I don't even need to read the article (sorry, OP), because over a decade ago the great philosopher of our times Mr. Jimmy McMillan said anything and everything I've ever heard from people of my age group (older millennials north of 35...though most of my friends by now do have kids) concerning why they've delayed many major milestones, having kids definitely being one of those:
Maybe the
specific type of American who tended to politically and economically dominate the last quarter of the previous century in the United States -- the white [picket fence], front lawn-fetishizing suburban boomer -- is an endangered species, but I think that has more to do with the passage of time and the fact that many of those same people spent the 1960s through the 1980s doing as many drugs and consuming as many luxury goods as they possibly could (so the declining number of those who are still around are often in poor health and with very strained relationships with their families and modern society in general) all to the neglect of the people who came after them and the planet more generally than "young people aren't having enough children".
tl; dr: Isn't it enough that Millennials, Zoomers, and I suppose some younger Gen Xers (but
especially millennials...
) have supposedly killed everything from the wedding industry to the shopping mall to the misogyny-themed chain restaurant (I'm not putting the boorish and openly sexualized name here on CF, but if you know, you know)? Are 'we' now ushering in the end of the entire society?
Y'know what, actually? Good.
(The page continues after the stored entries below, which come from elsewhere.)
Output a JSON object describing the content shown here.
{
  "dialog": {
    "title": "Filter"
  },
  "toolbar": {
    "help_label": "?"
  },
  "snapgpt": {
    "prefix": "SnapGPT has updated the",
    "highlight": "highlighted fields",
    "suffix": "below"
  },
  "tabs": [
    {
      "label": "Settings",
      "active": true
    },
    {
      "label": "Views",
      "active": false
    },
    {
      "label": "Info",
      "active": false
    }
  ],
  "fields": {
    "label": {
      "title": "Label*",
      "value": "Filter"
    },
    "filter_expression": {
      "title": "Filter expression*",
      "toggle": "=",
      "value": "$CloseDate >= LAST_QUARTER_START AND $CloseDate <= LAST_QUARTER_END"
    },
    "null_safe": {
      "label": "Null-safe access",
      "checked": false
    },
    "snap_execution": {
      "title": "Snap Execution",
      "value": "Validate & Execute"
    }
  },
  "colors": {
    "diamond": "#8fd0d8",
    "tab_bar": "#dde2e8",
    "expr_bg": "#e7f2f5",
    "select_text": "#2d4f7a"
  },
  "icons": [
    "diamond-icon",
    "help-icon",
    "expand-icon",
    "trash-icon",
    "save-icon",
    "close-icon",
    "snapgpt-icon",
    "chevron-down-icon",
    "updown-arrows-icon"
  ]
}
I think it's a mighty fine legacy to establish that those of your generation are known to make more conscious choices in life, and if the result is that a smaller number of people who actually
want to be parents and are
prepared to be are the ones having most of the kids for a generation or two, then I don't see how that is bad. Yes, it's going to cause problems vis-a-vis social security and other programs in not too much time, but that time has been coming for decades now (anyone else here old enough to remember the debates about the "lock box"
over 20 years ago?), and the USA really doesn't have much of a social safety net anyway when compared to most of western Europe or most of the rest of the first world, so maybe it'll take us ending the political power of those who could've set
that on a much better path 20+ years ago, too...y'know, when people my age were still teenagers and just as not in charge of anything important as we are now...
But noooooo, we have to step up and have kids or else we might have to make fundamental changes to the country to make it possible to do things that plenty of us see as currently standing in the way of our ability to responsibly have kids! (e.g., get on the much-vaunted 'property ladder'; not get wiped out at the first sign of anything more serious than a paper cut by insane medical debt completely out of whack with what anyone in any other developed country would ever have to pay for anything short of a dang full skeleton transplant, etc.)
Changes that a growing number of us want to make even if we have kids, since everyone I know who has their own in their 30s actually wants their kid(s) to struggle
less than they've had to! Imagine that!